By R Sivanithy
ANECDOTAL evidence suggests that the market for contracts for differences (CFDs) has grown strongly over the past few years and shows no signs of slowing down. No one knows just how big the local market is, since these instruments are traded over the counter (OTC).
But thanks to aggressive advertising and marketing by the big CFD players, an increasing number of retail investors are known to be trying their luck in the CFD arena, probably also encouraged by the fact that several local brokers have also jumped on the CFD bandwagon.
This is fine - the more financial instruments there are available to the investing public, the better. But CFDs are highly complex instruments with plenty of inherent risk.
With a currency CFD for example, it is possible to enjoy 100 times leverage, an attractively high number if the market moves in the investor's favour. But what is sometimes forgotten in sales pitches is that the knife cuts both ways.
So you have to wonder: Are retail players fully informed of all the risks? Or is the financial industry's approach the same as it was on the sale of the failed structured products such as Lehman Minibonds - that is, to focus almost exclusively on high potential returns and downplay the high risks?

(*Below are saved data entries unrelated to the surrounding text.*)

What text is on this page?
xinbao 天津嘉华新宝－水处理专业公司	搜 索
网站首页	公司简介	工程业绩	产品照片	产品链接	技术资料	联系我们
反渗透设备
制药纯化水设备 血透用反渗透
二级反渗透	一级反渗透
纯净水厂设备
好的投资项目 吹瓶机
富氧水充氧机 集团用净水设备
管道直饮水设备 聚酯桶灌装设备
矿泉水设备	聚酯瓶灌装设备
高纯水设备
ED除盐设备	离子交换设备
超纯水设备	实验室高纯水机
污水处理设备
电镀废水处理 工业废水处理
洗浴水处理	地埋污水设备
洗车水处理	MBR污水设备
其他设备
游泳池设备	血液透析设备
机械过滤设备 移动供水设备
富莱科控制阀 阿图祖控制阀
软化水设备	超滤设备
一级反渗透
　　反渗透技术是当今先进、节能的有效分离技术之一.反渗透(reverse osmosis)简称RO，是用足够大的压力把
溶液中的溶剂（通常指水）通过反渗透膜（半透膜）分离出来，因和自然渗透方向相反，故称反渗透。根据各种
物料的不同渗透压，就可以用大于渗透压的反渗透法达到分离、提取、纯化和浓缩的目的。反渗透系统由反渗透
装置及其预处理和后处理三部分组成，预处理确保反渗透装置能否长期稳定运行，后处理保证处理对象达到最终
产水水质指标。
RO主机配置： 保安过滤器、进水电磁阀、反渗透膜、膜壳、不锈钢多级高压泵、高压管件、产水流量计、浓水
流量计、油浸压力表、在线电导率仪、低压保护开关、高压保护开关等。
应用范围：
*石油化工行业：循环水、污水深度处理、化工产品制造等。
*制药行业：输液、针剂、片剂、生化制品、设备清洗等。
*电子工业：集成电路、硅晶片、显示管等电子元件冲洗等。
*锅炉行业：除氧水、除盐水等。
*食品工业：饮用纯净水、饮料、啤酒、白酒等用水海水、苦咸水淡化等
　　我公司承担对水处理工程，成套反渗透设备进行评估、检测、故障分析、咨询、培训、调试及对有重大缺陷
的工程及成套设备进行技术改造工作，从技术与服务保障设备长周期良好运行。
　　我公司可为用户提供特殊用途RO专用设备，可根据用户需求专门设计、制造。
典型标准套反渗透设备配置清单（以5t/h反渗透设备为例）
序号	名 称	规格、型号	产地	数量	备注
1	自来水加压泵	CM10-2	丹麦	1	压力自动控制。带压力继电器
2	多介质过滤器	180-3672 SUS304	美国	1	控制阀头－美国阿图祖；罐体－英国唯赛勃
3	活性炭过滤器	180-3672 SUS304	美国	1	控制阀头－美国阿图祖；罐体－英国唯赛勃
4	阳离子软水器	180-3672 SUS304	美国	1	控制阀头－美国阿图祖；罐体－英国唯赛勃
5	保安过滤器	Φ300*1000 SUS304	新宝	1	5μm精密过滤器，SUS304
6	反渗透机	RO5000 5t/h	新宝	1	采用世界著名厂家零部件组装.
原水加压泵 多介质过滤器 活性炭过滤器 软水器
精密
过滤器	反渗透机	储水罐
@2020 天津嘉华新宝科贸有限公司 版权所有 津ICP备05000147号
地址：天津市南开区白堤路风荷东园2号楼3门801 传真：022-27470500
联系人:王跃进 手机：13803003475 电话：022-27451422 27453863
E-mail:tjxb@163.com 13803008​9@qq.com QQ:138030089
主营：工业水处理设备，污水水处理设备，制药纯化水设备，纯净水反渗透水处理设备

You also have to ask, for example, why it is that CFDs are not allowed to be sold to retail investors in the US. And why it is that in the UK, retail investors have to take a suitability test before being allowed to trade CFDs?
Australia has, until now, had no major restrictions on CFDs. But last week, the Australian Securities and Investments Commission (ASIC) - the country's corporate regulator - said that it was looking to clamp down on the CFD industry because of widespread ignorance of the risks.